Um 1910: Die „Portland-Cementindustrie Hannover-Misburg“ mit den damaligen Schutzmarken der verschiedenen Hersteller;
Illustrirte Zeitung Nr. 3538, Sondertitel Hannover und Grenzgebiete. 20. April 1911, mit Künstlersignatur der Grafikerin Änne Koken

Die bald 2000 Zuwanderer wurden anfangs in einfachen Massenunterkünften untergebracht, ähnlich wie etwa in Bottrop im Ruhrgebiet. Die Zementfabriken Germania und Kronsberg richteten für ihre fast durchgängig für Niedriglöhne arbeitenden Tagelöhner auf den eigenen Firmengeländen Arbeiterhäuser und Baracken ein.
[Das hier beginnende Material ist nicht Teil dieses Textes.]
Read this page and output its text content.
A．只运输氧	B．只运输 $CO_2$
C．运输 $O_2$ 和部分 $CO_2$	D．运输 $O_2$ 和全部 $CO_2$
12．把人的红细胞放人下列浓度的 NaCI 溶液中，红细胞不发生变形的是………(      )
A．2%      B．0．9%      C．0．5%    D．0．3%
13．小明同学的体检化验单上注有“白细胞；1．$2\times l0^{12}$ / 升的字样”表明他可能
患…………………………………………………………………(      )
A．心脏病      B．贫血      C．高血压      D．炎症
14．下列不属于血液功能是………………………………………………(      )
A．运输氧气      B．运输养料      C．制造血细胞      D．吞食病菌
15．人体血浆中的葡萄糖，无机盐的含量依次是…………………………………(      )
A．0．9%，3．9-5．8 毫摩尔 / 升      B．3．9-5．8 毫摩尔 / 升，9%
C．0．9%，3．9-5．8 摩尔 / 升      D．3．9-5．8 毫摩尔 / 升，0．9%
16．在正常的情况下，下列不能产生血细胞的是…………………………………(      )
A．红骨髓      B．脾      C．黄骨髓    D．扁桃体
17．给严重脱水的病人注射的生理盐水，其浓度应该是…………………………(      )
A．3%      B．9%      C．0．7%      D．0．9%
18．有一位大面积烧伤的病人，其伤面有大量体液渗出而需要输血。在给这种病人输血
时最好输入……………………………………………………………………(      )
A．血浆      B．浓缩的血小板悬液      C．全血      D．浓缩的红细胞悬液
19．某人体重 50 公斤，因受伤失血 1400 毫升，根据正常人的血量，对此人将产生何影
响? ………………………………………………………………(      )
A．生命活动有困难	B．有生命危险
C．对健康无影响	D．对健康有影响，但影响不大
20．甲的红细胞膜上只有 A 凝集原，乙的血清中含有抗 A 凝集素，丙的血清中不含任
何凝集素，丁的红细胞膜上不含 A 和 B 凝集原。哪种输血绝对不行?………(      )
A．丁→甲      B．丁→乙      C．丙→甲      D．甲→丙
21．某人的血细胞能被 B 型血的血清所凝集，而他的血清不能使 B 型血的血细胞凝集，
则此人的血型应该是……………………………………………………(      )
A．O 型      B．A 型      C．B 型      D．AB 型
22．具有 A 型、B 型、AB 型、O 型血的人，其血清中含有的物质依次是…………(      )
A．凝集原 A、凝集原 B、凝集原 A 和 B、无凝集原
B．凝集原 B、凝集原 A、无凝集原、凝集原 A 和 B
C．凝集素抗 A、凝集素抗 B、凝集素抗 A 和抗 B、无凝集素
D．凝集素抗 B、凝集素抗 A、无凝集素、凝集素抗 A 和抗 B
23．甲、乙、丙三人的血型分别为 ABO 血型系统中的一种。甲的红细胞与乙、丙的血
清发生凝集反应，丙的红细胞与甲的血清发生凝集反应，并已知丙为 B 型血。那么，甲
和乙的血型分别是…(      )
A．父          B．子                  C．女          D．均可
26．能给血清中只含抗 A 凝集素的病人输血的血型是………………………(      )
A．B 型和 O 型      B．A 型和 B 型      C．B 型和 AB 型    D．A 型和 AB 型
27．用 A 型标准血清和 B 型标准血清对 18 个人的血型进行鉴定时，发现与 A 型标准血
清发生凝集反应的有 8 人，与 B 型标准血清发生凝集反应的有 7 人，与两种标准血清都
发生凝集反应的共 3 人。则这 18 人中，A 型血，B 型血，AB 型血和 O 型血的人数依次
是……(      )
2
Die Hannoversche Portland pachtete gar eine Scheune, die dann sogenannte „Alte Kantine“. Teilweise „wohnten“ Hunderte von Menschen in so einer Kantine, bis zu zwanzig Menschen in einem Schlafraum, und konnten sich – gegen gesonderte Bezahlung – in einem gemeinsamen Speisesaal verpflegen lassen.[5]

1885 wurde Misburg politisch in den Landkreis Hannover eingegliedert,[8] und am 22. September 1888 durch ein neues Ortsstatut als Gemeinde die erste Kommunalwahl nach dem Dreiklassenwahlrecht durchgeführt.[9]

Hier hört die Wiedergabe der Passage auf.